Doris to Dennis

First, I want to acknowledge that I am lucky. Storm Dennis has done nothing worse to me and mine than drive my kids a little stir crazy and delay my train journey home from work the past couple of evenings.

But it has also given me a strange feeling of having come full circle. For just less than 3 years ago, on 23 February 2017, there was Storm Doris.

Storm Doris also had little direct impact on me, my family, or my property. I remember having to carry my then two and a half year old son the last 100 yards to his childminder because the road was blocked by a fallen tree, but that was it. I didn’t commute by train very often at the time.

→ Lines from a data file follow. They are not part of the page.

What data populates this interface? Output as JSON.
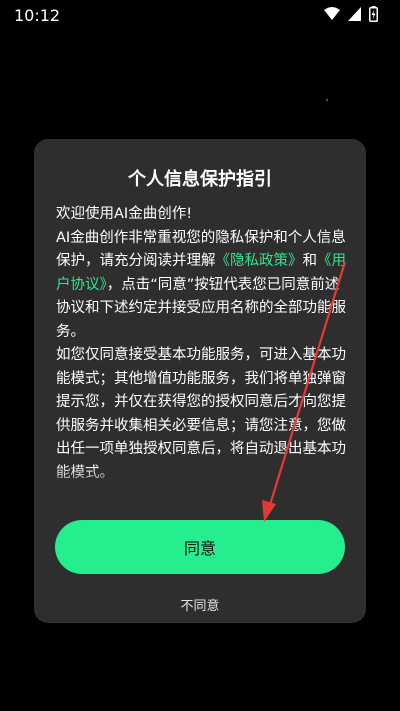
{
  "status_bar": {
    "time": "10:12"
  },
  "dialog": {
    "title": "个人信息保护指引",
    "intro": "欢迎使用AI金曲创作!",
    "p1_a": "AI金曲创作非常重视您的隐私保护和个人信息保护，请充分阅读并理解",
    "privacy_link": "《隐私政策》",
    "p1_and": "和",
    "user_link": "《用户协议》",
    "p1_b": "，点击“同意”按钮代表您已同意前述协议和下述约定并接受应用名称的全部功能服务。",
    "p2": "如您仅同意接受基本功能服务，可进入基本功能模式；其他增值功能服务，我们将单独弹窗提示您，并仅在获得您的授权同意后才向您提供服务并收集相关必要信息；请您注意，您做出任一项单独授权同意后，将自动退出基本功能模式。",
    "agree_label": "同意",
    "disagree_label": "不同意"
  },
  "colors": {
    "accent": "#25ee8e",
    "link": "#2ee68c",
    "dialog_bg": "#2e2e2e",
    "annotation": "#e53935"
  }
}
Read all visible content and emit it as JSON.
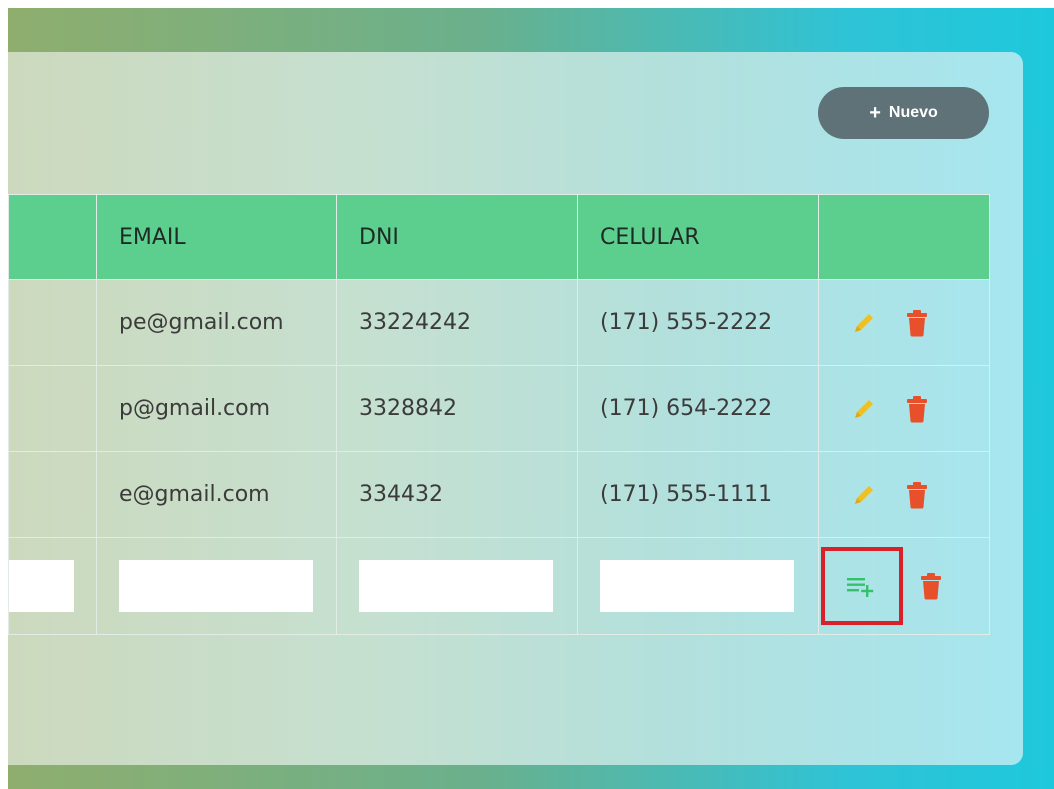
{
  "toolbar": {
    "new_label": "Nuevo"
  },
  "table": {
    "headers": [
      "",
      "EMAIL",
      "DNI",
      "CELULAR",
      ""
    ],
    "rows": [
      {
        "email": "pe@gmail.com",
        "dni": "33224242",
        "celular": "(171) 555-2222"
      },
      {
        "email": "p@gmail.com",
        "dni": "3328842",
        "celular": "(171) 654-2222"
      },
      {
        "email": "e@gmail.com",
        "dni": "334432",
        "celular": "(171) 555-1111"
      }
    ],
    "edit_row": {
      "first": "",
      "email": "",
      "dni": "",
      "celular": ""
    }
  },
  "colors": {
    "header_bg": "#5ccf8f",
    "button_bg": "#5e7278",
    "edit_icon": "#f2c01e",
    "delete_icon": "#e8502b",
    "save_icon": "#33c26a",
    "highlight_border": "#d9212c"
  },
  "icons": {
    "new": "plus-icon",
    "edit": "pencil-icon",
    "delete": "trash-icon",
    "save": "playlist-add-icon"
  }
}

Instead, I went home to sit down at my laptop and continue work on my doctoral research. But with a difference.

After about 6 months of reviewing the literature for gaps I could fill, studying methodologies that I wasn’t sure I would apply, and chasing down dead ends for data I could not access, I suddenly had a real-time opportunity. Storm Doris meant a case study. It meant data. It meant my first foray into empirical research, and eventually my first peer-reviewed publication in the Royal Meteorological Society’s journal Weather.

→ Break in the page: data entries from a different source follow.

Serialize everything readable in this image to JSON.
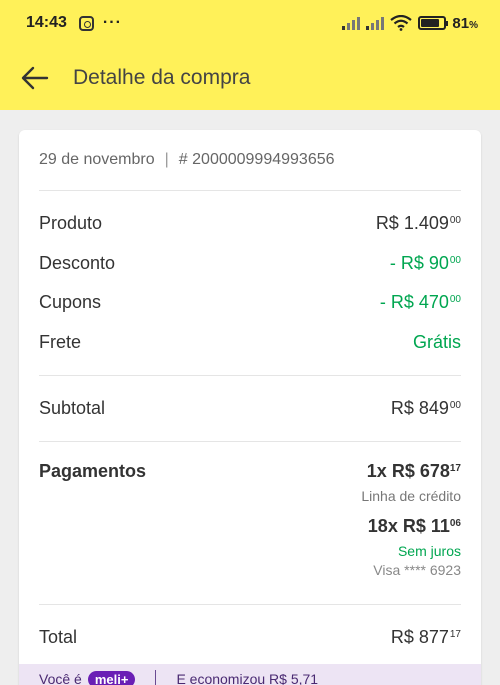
{
  "status_bar": {
    "time": "14:43",
    "dots": "···",
    "battery_pct": "81",
    "battery_unit": "%"
  },
  "app_bar": {
    "title": "Detalhe da compra"
  },
  "order": {
    "date": "29 de novembro",
    "separator": "|",
    "number": "# 2000009994993656"
  },
  "lines": [
    {
      "label": "Produto",
      "value": "R$ 1.409",
      "cents": "00"
    },
    {
      "label": "Desconto",
      "value": "- R$ 90",
      "cents": "00"
    },
    {
      "label": "Cupons",
      "value": "- R$ 470",
      "cents": "00"
    },
    {
      "label": "Frete",
      "value": "Grátis",
      "cents": ""
    }
  ],
  "subtotal": {
    "label": "Subtotal",
    "value": "R$ 849",
    "cents": "00"
  },
  "payments": {
    "title": "Pagamentos",
    "items": [
      {
        "amount": "1x R$ 678",
        "cents": "17",
        "detail": "Linha de crédito"
      },
      {
        "amount": "18x R$ 11",
        "cents": "06",
        "detail": "Sem juros",
        "card": "Visa **** 6923"
      }
    ]
  },
  "total": {
    "label": "Total",
    "value": "R$ 877",
    "cents": "17"
  },
  "meli_strip": {
    "prefix": "Você é",
    "badge": "meli+",
    "savings": "E economizou R$ 5,71"
  },
  "colors": {
    "header_yellow": "#fff159",
    "green": "#00a650",
    "meli_purple": "#6a1fb5"
  }
}
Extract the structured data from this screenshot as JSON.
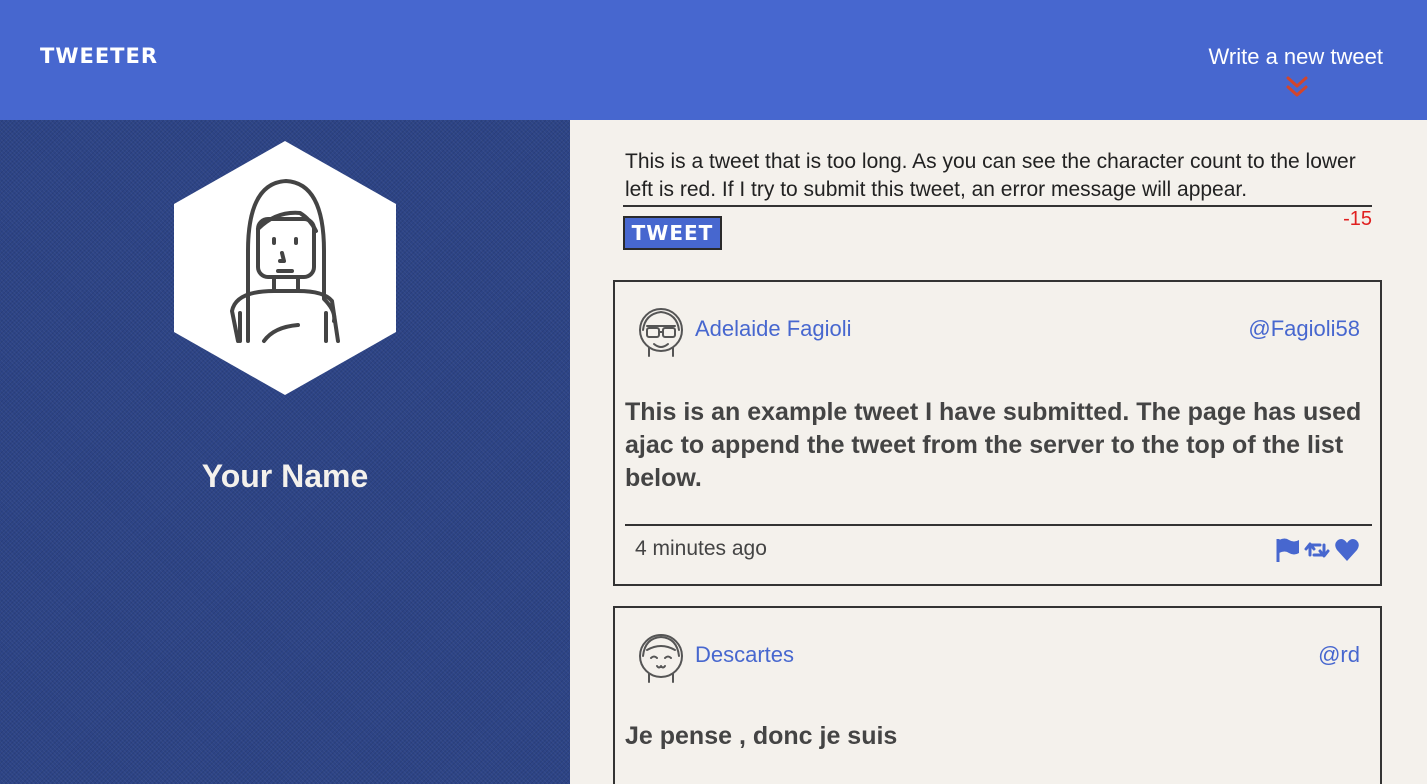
{
  "nav": {
    "brand": "TWEETER",
    "compose_link": "Write a new tweet",
    "compose_icon": "double-chevron-down-icon"
  },
  "profile": {
    "name": "Your Name",
    "avatar_icon": "user-avatar-icon"
  },
  "composer": {
    "text": "This is a tweet that is too long. As you can see the character count to the lower left is red. If I try to submit this tweet, an error message will appear.",
    "submit_label": "TWEET",
    "counter": "-15",
    "counter_color": "#e02020"
  },
  "tweets": [
    {
      "name": "Adelaide Fagioli",
      "handle": "@Fagioli58",
      "body": "This is an example tweet I have submitted. The page has used ajac to append the tweet from the server to the top of the list below.",
      "time": "4 minutes ago",
      "actions": [
        "flag-icon",
        "retweet-icon",
        "heart-icon"
      ]
    },
    {
      "name": "Descartes",
      "handle": "@rd",
      "body": "Je pense , donc je suis"
    }
  ],
  "colors": {
    "accent": "#4767cf",
    "profile_bg": "#2d4486",
    "page_bg": "#f4f1ec",
    "error": "#e02020"
  }
}
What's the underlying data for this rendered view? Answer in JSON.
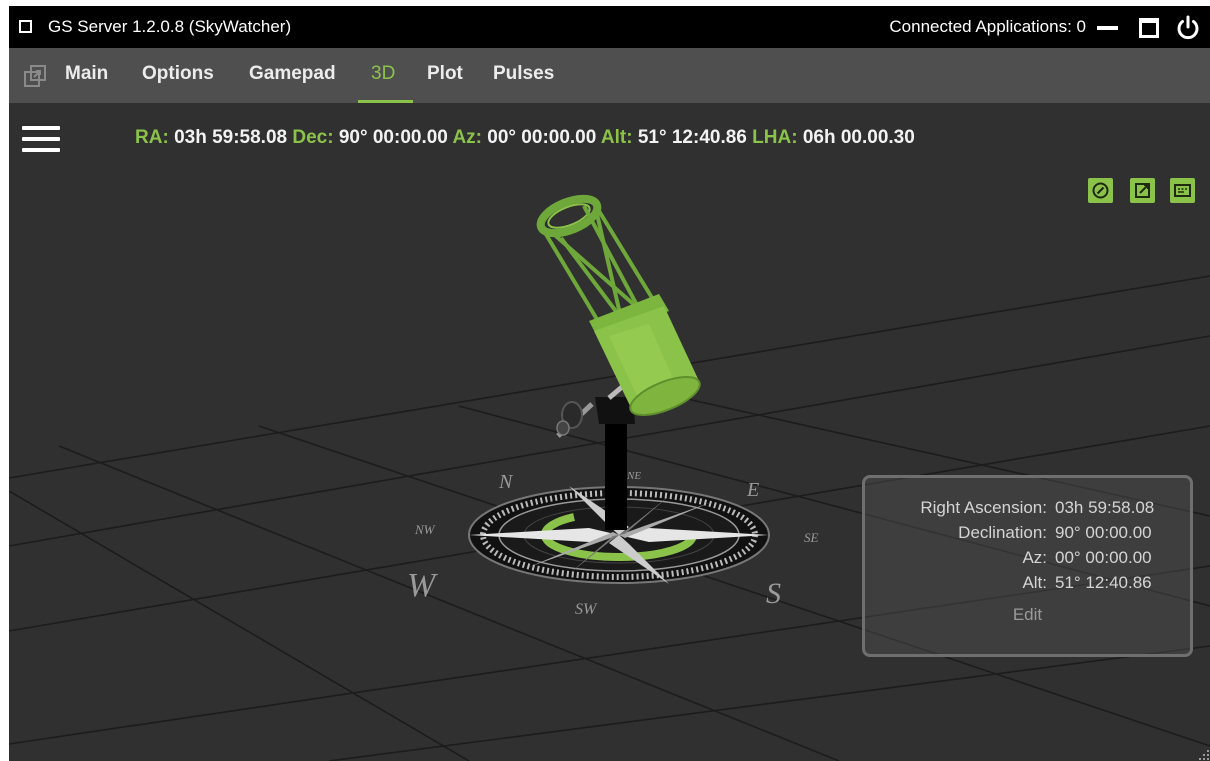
{
  "titlebar": {
    "title": "GS Server 1.2.0.8 (SkyWatcher)",
    "connected": "Connected Applications: 0"
  },
  "menu": {
    "items": [
      {
        "label": "Main"
      },
      {
        "label": "Options"
      },
      {
        "label": "Gamepad"
      },
      {
        "label": "3D",
        "active": true
      },
      {
        "label": "Plot"
      },
      {
        "label": "Pulses"
      }
    ]
  },
  "coords": {
    "ra_label": "RA:",
    "ra": "03h 59:58.08",
    "dec_label": "Dec:",
    "dec": "90° 00:00.00",
    "az_label": "Az:",
    "az": "00° 00:00.00",
    "alt_label": "Alt:",
    "alt": "51° 12:40.86",
    "lha_label": "LHA:",
    "lha": "06h 00.00.30"
  },
  "compass": {
    "n": "N",
    "ne": "NE",
    "e": "E",
    "se": "SE",
    "s": "S",
    "sw": "SW",
    "w": "W",
    "nw": "NW"
  },
  "info": {
    "rows": [
      {
        "label": "Right Ascension:",
        "value": "03h 59:58.08"
      },
      {
        "label": "Declination:",
        "value": "90° 00:00.00"
      },
      {
        "label": "Az:",
        "value": "00° 00:00.00"
      },
      {
        "label": "Alt:",
        "value": "51° 12:40.86"
      }
    ],
    "edit_label": "Edit"
  },
  "icons": {
    "window": "window-icon",
    "minimize": "minimize-icon",
    "maximize": "maximize-icon",
    "power": "power-icon",
    "popout": "popout-icon",
    "hamburger": "hamburger-menu-icon",
    "compass_btn": "compass-icon",
    "open_external": "open-external-icon",
    "display": "display-icon"
  },
  "colors": {
    "accent": "#8bc34a",
    "titlebar": "#000000",
    "menubar": "#4f4f4f",
    "background": "#303030"
  }
}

Three years later, I have completed my PhD, passed my viva, and, just this week, ordered hard copies of my thesis – one for the University library in Birmingham and one for my bookshelf at home. My little story about Storm Doris comprises the content of Chapter 5. Thus I have travelled from Storm Doris to Storm Dennis.

And yet, perhaps because climate change is increasing the frequency and intensity of severe weather events, these aren’t the only storms that are relevant to the trajectory of my career in transport research.

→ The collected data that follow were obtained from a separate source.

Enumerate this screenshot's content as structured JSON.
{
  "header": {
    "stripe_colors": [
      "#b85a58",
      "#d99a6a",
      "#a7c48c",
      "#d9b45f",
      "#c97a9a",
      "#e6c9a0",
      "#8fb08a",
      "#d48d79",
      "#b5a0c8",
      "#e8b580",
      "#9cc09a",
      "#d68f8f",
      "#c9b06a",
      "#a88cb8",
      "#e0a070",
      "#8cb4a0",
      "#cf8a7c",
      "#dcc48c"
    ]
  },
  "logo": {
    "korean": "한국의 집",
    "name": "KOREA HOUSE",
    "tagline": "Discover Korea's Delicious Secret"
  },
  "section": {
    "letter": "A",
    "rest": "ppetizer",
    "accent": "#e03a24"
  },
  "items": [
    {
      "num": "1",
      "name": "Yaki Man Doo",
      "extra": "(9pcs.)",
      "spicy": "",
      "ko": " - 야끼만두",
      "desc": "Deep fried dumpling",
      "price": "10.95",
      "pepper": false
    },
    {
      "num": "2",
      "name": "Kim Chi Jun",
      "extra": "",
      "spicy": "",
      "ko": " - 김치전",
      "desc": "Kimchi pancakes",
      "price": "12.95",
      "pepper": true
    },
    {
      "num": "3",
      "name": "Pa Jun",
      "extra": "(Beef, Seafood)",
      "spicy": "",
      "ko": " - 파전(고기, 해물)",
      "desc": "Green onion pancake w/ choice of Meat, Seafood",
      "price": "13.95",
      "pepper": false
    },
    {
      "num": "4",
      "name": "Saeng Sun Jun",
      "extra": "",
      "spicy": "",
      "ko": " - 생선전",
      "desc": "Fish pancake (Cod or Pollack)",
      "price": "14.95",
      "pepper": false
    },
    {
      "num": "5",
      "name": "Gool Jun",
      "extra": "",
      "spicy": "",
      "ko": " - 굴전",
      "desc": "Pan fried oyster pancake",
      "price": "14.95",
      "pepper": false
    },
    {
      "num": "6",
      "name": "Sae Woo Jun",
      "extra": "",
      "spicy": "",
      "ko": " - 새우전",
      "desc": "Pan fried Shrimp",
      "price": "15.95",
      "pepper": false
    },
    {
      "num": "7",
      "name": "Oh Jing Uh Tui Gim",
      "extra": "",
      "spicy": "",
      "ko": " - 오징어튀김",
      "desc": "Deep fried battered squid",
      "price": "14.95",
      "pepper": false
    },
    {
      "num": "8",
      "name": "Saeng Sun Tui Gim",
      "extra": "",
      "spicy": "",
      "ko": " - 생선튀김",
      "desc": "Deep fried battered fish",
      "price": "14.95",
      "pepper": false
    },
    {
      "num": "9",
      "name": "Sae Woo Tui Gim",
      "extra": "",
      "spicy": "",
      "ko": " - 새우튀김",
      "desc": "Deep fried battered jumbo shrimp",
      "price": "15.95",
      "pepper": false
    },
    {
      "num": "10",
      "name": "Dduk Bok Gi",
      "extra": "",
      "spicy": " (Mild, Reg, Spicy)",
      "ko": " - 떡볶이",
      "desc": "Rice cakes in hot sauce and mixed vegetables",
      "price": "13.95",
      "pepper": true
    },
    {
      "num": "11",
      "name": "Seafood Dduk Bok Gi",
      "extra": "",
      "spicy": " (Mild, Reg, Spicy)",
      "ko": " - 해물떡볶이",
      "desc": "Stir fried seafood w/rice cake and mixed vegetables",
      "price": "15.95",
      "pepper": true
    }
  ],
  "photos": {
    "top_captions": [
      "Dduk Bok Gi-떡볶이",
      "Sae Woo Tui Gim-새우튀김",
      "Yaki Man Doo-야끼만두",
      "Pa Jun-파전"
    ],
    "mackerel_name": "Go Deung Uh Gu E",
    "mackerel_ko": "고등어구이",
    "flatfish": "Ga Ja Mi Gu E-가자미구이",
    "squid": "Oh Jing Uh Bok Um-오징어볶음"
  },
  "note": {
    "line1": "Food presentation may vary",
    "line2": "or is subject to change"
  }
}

Over 20 years ago, as an undergraduate, I took a seminar on environmental and climate science, and chose to write a paper investigating the likely impacts of future hurricane storm surges on the New York City subway-metro system. It was my first foray into a transport-related topic, and in 2012, following Hurricane Sandy, I learned that my paper, and the more sophisticated research of the professor that had taken that seminar, had gone from speculation and prediction to become an unwelcome reality.

Unwelcome, but not unenlightening. Hurricane Sandy taught public authorities lessons about managing resilience and emergency planning. For me, it highlighted the importance of research. Doing it, disseminating it, learning from it before reality strikes. Perhaps it even planted in me the seeds of interest in returning to academia, to research, which then bloomed a few years later when I spotted an advertisement for a doctoral researcher who would investigate a topic that included both transport and extreme weather.

Thus, although I was a PhD student for six months before Storm Doris keeping busy with plenty of preparatory work, at some level, Doris marked the start of my personal investigation into the topic. Now, it seems that Dennis marks the end. Yet I somehow doubt it is the last time a storm will take an auspicious position in my transport career.